Metlakatla has signed an agreement that will see financial and other benefits come to the community should the Prince Rupert Gas Transmission (PRGT) project come to fruition.
The agreement was announced by TransCanada, proponents of the pipeline that would provide gas to Pacific NorthWest LNG’s Lelu Island terminal, and the company said it is a significant step in moving the project forward.
“Achieving this agreement with the Metlakatla First Nation is a major milestone for us, particularly since it has a significant interest in the Skeena estuary and wants to ensure that the environment around the Pacific NorthWest liquefaction facility is protected. The agreement is a strong indicator of the importance we place on engaging with First Nations to ensure their input on environmental and cultural impacts is genuinely incorporated into our project, and that they benefit from the construction and operation of the PRGT pipeline project,” said Dean Patry, president of PRGT.

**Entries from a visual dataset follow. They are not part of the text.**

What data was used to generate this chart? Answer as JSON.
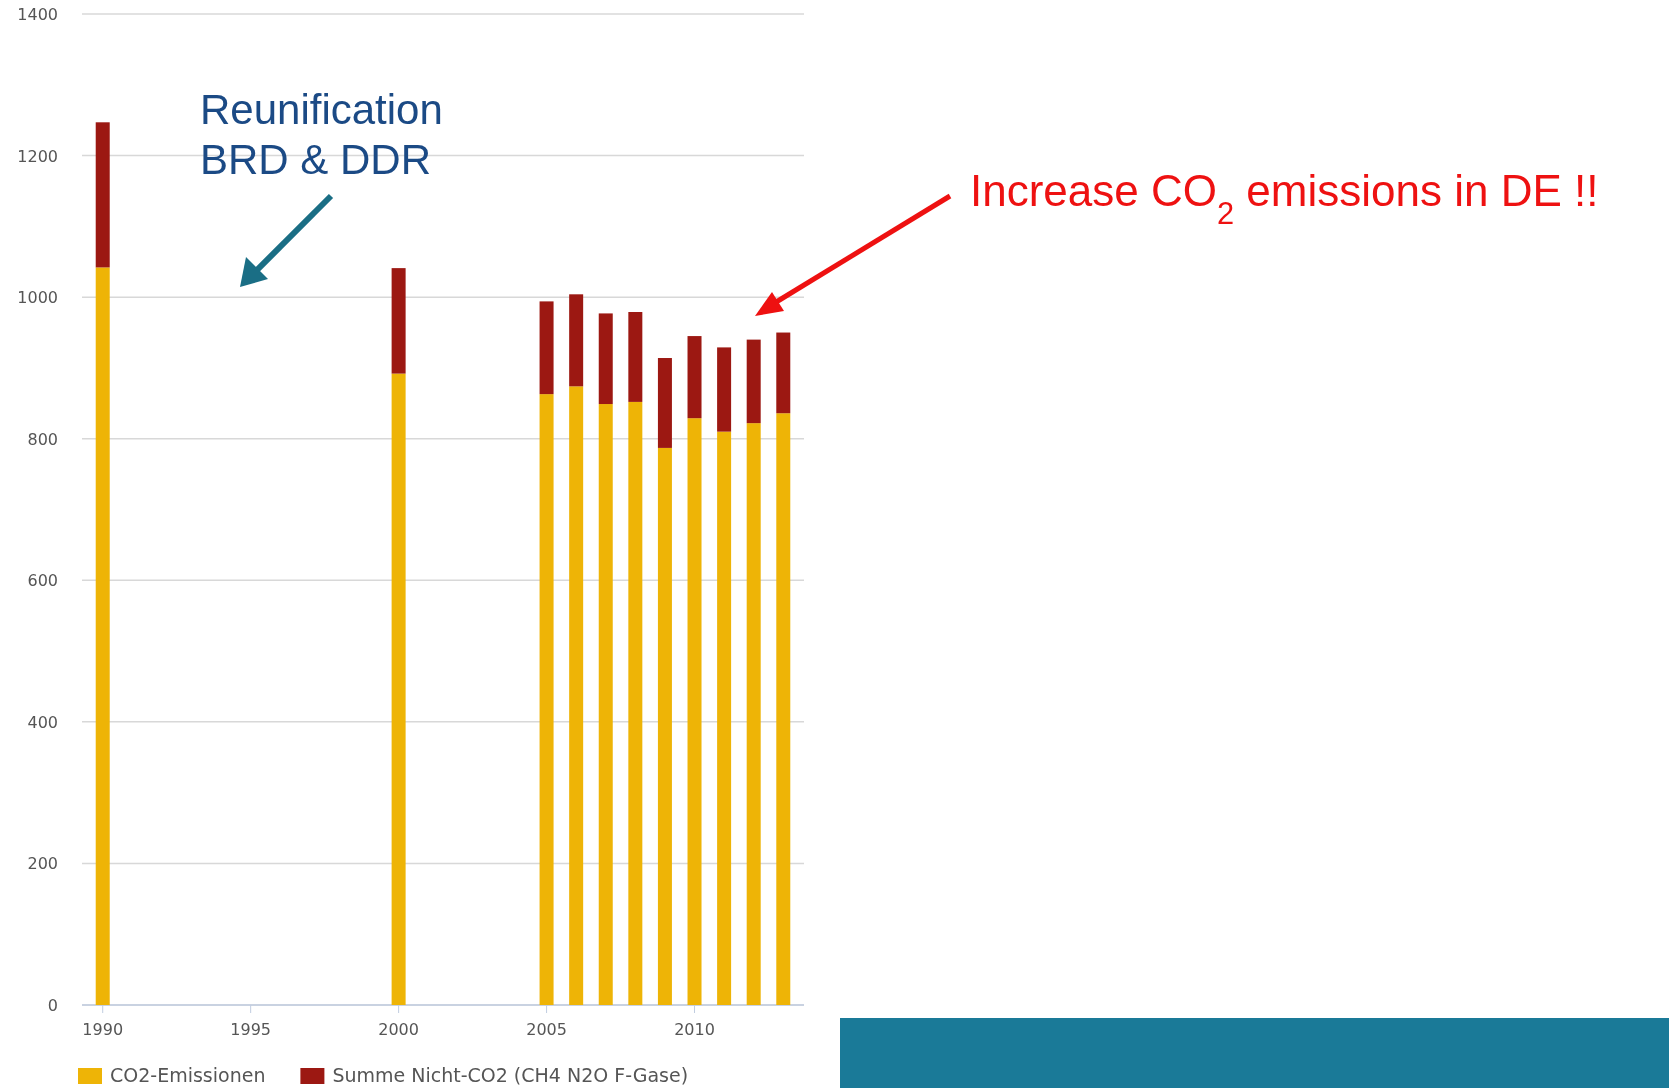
{
  "chart_data": {
    "type": "bar",
    "stacked": true,
    "x": [
      1990,
      2000,
      2005,
      2006,
      2007,
      2008,
      2009,
      2010,
      2011,
      2012,
      2013
    ],
    "series": [
      {
        "name": "CO2-Emissionen",
        "color": "#eeb406",
        "values": [
          1042,
          892,
          863,
          874,
          849,
          852,
          787,
          829,
          810,
          822,
          836
        ]
      },
      {
        "name": "Summe Nicht-CO2 (CH4 N2O F-Gase)",
        "color": "#9c1812",
        "values": [
          205,
          149,
          131,
          130,
          128,
          127,
          127,
          116,
          119,
          118,
          114
        ]
      }
    ],
    "xlim": [
      1989.3,
      2013.7
    ],
    "xticks": [
      1990,
      1995,
      2000,
      2005,
      2010
    ],
    "ylim": [
      0,
      1400
    ],
    "yticks": [
      0,
      200,
      400,
      600,
      800,
      1000,
      1200,
      1400
    ],
    "grid": "y",
    "legend": "bottom",
    "annotations": [
      "Reunification BRD & DDR",
      "Increase CO$_{2}$ emissions in DE !!"
    ]
  }
}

“We are pleased that the Metlakatla First Nation will have a role in monitoring the construction and operation of the project.”
Specific details of the agreement are confidential, but include access to employment, training and capacity development and initial and annual payments over the life of the project. It is benefits such as those that Metlakatla chief Harold Leighton said make the agreement an attractive one for the band.
“The pipeline project and the Pacific NorthWest facility will benefit our members for many years to come. We are confident that TransCanada will work diligently to ensure our way of life and the environment, and in particular Lelu Island, will not be negatively affected by the project,” he said.
Metlakatla joins seven other First Nations along the pipeline that have signed an agreement with TransCanada, including the Doig River, Halfway River, Yekooche, Gitanyown, Kitselas, Lake Babine and Nisga’a nations.